Measurements of dynamic lung compliance (Cdyn) were made on 42 occasions in a group of 15 intubated very low birthweight infants with respiratory distress syndrome, using an oesophageal balloon and pneumotachograph system. Values of Cdyn were compared with those of total respiratory system compliance (Crs) using an occlusion technique. Ten very low birthweight infants with no respiratory disease were similarly studied while breathing through a facemask. The occlusion tests for oesophageal balloon assessment were unsatisfactory in 14 of 15 intubated infants, but in only 3 of the 10 normal infants. Values of Cdyn were poorly reproducible and correlated poorly with Crs. We conclude that in sick intubated preterm infants oesophageal pressure (and hence Cdyn) cannot be reliably measured, but that Crs may be a useful parameter of lung stiffness.

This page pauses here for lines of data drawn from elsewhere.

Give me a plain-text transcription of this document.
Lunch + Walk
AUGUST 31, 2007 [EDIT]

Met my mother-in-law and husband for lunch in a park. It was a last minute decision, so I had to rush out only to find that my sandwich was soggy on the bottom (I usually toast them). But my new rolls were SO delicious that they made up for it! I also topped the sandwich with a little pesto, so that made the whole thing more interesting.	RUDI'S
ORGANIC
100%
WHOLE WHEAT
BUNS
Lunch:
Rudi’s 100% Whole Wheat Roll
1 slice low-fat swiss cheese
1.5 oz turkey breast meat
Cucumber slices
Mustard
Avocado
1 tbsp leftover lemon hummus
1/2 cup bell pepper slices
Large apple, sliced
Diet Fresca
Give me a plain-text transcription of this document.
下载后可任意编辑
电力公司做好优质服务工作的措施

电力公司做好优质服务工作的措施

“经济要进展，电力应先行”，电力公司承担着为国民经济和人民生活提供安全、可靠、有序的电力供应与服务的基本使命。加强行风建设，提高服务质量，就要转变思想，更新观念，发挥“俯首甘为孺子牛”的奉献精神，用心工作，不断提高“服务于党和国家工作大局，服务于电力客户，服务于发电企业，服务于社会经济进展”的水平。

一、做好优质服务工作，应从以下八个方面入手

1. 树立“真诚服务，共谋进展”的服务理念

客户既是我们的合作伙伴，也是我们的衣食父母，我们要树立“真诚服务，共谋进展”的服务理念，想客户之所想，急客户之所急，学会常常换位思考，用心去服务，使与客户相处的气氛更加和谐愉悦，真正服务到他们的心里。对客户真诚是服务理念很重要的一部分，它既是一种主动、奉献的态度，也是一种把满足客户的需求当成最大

在一组15名患有呼吸窘迫综合征的极低出生体重插管婴儿中,使用食管气囊和呼吸流速仪系统对动态肺顺应性(Cdyn)进行了42次测量。使用阻断技术将Cdyn值与全呼吸系统顺应性(Crs)值进行比较。对10名无呼吸系统疾病的极低出生体重婴儿通过面罩呼吸时进行了类似研究。在15名插管婴儿中,有14名婴儿的食管气囊评估阻断试验结果不理想,但在10名正常婴儿中只有3名结果不理想。Cdyn值的重复性差,与Crs的相关性也差。我们得出结论,在患病的插管早产儿中,食管压力(以及由此得出的Cdyn)无法可靠测量,但Crs可能是肺硬度的一个有用参数。